Горе было большим, всеобъемлющим, заставляющим и некоторых иноверцев, особенно стариков и детей, хотя бы остановиться и проводить процессию не злорадным, а внимательным, сожалеющим взором. Но были и иные взгляды, безразлично-холодные, не чувствующие чужой боли и горя; презрительные; стреляюще-зыркающие из-под сдвинутых бровей…
Особенно много недоброжелательных глаз невидимыми стрелами нацелились на процессию возле дома убийцы. Там, возле наглухо закрытых ворот, кучковались, стоя и сидя на корточках, мужчины и парни, приготовившиеся защищать дом и его обитателей от кровной мести. Они крепко усвоили законы гор. Только мы их забыли… И не по своей воле или вине. Когда были здесь кордонные казачьи станицы, то их не шибко просвещенным и грамотным обитателям не требовалась помощь ни жандармов, ни армии. Своими силами и умом управлялись со всеми проблемами. Советская власть связала строителей и защитников России по рукам и ногам, сама решая, кого защищать, а кого карать… Вот и дорешалась до полной обезлички своих сторонников и противников, полной управленческой импотенции, когда все начинает трещать по швам и валиться с пылью и кровью: идеология, экономика, сельское хозяйство, наука, культура, духовные ценности, общественные связи, добрососедство, само понятие человечности…

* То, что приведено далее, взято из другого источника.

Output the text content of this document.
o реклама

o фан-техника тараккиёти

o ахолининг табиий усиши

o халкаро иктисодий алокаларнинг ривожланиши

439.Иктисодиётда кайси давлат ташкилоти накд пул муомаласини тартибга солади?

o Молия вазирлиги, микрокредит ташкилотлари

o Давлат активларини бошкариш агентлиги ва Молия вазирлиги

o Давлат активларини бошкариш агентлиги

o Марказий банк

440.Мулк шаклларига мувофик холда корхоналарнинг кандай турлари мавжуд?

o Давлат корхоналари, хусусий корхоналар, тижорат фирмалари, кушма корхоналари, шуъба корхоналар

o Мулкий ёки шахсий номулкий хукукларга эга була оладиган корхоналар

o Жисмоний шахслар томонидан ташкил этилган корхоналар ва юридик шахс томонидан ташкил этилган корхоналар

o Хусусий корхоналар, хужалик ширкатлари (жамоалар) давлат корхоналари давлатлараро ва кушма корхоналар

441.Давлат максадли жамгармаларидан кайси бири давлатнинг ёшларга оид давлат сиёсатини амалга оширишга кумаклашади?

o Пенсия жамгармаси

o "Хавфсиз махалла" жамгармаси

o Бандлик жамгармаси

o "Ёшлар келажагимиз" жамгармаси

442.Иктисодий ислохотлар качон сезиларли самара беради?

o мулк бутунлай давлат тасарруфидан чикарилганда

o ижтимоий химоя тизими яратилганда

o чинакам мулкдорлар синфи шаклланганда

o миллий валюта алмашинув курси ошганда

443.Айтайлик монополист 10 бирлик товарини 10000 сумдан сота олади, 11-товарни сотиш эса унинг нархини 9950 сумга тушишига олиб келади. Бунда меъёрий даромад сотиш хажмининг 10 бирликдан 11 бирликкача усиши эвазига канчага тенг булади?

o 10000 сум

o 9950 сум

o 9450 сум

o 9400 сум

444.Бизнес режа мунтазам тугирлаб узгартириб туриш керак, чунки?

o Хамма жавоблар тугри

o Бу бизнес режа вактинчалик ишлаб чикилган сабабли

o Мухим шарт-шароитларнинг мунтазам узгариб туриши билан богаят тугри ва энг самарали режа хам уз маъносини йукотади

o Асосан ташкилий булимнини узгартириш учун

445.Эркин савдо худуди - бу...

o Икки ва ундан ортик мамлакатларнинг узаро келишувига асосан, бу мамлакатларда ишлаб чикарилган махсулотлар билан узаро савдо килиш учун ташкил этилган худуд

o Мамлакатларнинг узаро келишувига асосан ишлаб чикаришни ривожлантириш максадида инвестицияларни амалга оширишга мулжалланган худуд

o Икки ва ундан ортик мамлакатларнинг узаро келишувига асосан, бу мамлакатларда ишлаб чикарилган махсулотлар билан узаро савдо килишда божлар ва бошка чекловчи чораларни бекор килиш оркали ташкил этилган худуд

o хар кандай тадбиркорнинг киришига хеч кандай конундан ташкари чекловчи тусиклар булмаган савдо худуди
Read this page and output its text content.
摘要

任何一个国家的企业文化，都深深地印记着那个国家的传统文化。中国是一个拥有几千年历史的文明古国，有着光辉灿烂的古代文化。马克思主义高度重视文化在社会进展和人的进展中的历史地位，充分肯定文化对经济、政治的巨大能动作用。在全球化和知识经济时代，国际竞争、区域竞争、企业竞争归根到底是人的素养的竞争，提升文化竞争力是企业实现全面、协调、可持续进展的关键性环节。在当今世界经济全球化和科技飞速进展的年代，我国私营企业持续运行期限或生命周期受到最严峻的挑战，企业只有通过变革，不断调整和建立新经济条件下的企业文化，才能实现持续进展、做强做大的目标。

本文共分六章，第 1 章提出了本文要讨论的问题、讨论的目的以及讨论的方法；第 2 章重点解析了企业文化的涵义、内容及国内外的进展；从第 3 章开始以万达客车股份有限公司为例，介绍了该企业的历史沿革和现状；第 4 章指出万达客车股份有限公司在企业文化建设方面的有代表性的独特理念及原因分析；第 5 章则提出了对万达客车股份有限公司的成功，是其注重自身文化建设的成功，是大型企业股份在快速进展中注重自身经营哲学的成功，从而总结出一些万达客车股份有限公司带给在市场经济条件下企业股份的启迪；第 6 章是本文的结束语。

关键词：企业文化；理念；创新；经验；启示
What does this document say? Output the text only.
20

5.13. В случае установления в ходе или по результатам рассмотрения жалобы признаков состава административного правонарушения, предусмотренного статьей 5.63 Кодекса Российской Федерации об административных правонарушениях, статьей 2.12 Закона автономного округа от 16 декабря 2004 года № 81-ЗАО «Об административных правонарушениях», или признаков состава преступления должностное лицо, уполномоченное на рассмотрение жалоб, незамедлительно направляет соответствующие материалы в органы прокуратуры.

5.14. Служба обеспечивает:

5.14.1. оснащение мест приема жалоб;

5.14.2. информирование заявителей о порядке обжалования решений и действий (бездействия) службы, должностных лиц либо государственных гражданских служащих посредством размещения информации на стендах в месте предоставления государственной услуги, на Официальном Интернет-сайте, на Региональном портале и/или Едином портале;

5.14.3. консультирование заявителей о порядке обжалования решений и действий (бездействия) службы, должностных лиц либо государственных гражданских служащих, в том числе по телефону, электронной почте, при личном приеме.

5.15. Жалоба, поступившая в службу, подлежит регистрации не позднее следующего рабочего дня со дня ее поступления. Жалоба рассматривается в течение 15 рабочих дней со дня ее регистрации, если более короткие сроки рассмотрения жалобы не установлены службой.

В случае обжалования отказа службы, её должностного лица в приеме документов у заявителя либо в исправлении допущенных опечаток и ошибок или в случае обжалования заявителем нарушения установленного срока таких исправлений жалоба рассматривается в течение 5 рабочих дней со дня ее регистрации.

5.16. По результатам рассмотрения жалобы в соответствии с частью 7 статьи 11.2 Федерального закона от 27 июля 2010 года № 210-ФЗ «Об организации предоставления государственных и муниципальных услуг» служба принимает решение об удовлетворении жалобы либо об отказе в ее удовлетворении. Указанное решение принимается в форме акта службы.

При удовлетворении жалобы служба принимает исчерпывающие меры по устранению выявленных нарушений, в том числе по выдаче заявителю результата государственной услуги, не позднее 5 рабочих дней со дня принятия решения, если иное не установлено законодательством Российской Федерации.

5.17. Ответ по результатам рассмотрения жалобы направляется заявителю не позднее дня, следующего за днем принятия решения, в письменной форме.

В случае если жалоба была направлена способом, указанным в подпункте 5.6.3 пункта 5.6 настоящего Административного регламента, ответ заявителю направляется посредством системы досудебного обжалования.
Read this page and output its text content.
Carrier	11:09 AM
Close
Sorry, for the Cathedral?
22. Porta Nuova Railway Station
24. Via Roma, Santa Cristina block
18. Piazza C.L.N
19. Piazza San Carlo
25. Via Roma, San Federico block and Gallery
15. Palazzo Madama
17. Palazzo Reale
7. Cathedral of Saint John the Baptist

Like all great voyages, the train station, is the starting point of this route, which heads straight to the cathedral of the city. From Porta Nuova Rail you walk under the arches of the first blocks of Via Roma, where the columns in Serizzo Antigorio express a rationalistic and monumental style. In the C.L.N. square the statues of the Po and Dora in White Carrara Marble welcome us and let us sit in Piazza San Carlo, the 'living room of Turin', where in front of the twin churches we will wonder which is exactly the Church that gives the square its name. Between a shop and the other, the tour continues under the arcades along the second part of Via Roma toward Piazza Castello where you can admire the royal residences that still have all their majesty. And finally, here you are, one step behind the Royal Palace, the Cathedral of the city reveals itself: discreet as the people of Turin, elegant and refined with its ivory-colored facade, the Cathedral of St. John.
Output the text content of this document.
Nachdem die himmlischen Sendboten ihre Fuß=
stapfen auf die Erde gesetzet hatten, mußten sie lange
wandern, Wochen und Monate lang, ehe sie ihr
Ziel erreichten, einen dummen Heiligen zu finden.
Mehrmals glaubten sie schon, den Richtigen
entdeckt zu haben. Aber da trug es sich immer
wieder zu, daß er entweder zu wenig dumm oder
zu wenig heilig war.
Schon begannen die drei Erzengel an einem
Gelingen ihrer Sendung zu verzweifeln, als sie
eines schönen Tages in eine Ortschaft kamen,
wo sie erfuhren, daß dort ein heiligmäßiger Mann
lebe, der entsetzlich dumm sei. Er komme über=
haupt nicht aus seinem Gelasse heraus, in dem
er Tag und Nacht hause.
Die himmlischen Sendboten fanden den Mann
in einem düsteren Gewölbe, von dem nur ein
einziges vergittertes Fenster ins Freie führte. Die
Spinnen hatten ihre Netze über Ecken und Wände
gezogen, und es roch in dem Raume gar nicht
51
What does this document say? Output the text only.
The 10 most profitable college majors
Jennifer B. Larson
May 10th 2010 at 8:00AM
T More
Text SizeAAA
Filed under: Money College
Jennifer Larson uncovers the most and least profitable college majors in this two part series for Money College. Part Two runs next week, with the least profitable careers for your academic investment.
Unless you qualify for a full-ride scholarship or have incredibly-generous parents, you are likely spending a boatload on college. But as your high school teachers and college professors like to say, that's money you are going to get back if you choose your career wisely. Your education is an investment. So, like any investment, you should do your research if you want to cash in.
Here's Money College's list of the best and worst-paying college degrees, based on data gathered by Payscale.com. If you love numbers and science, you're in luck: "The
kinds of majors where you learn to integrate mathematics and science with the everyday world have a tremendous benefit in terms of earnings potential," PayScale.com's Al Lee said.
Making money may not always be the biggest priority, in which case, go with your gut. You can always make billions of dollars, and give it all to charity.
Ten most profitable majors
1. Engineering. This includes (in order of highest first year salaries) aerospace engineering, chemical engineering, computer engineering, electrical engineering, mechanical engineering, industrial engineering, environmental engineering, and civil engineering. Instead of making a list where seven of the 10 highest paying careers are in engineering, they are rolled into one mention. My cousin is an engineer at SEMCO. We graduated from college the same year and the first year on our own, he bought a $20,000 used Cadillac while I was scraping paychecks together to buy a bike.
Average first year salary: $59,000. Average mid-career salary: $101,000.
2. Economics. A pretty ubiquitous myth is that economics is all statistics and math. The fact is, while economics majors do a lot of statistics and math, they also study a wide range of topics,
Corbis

И черт бы с ней, с властью, с системой. Любые теории революций и контрреволюций, как показала история, придумываются для прикрытия корыстных вожделений тех или иных властолюбцев и их компаньонов. Но при этом выползает из всех щелей тупоголовая мерзость, желающая в смутное время, а значит безнаказанно, поживиться за чужой счет, прежде всего ближайших соседей иной нации и веры, а то и своей же, но иного тейпа, джуса, рода, иных убеждений. И страдают прежде всего самые достойные называться людьми, не звери, не подонки, а имеющие сознание, совесть, понятия о добре и зле, не желающие убивать, насиловать, грабить, унижать, растаптывать себе подобных.
Когда официальная власть не способна защитить этих людей и вывести из-под удара, сама народная среда выделяет своих Данко, Махно, Соловьевых…
К сожалению, истинные народные заступники и вожди всегда обречены – их ненавидит не только мерзость, но и слабая власть, усматривающая в сильных и бескорыстных неформальных лидерах потрясателей поднебесных устоев и кастовой избранности.
Изначально был обречен на безвременную гибель и вставший во главе сунженского казачества атаман Подколзин. Он смог в короткий срок сплотить земляков, организовать сопротивление беззаконию, привлечь общественное мнение к проблеме геноцида русских в Чечено-Ингушетии и на Северном Кавказе, ударив в депутатские колокола Верховного Совета. И тем самым мешал, сильно мешал: одним – «резать жертвенных баранов», другим – «стричь»…
Первое слово на траурном митинге было предоставлено главному милиционеру республики. Я стоял рядом и мысленно предвосхищал эту речь, почти наверняка зная, что он скажет собравшимся на кладбище родным и друзьям погибшего. И милицейский чиновник не обманул моих ожиданий.
– Дорогие, родные и близкие покойного, – начал министр с нейтральной традиционной фразы, – нелепая случайность вырвала из наших рядов замечательного человека, депутата Карабулакского поселкового совета…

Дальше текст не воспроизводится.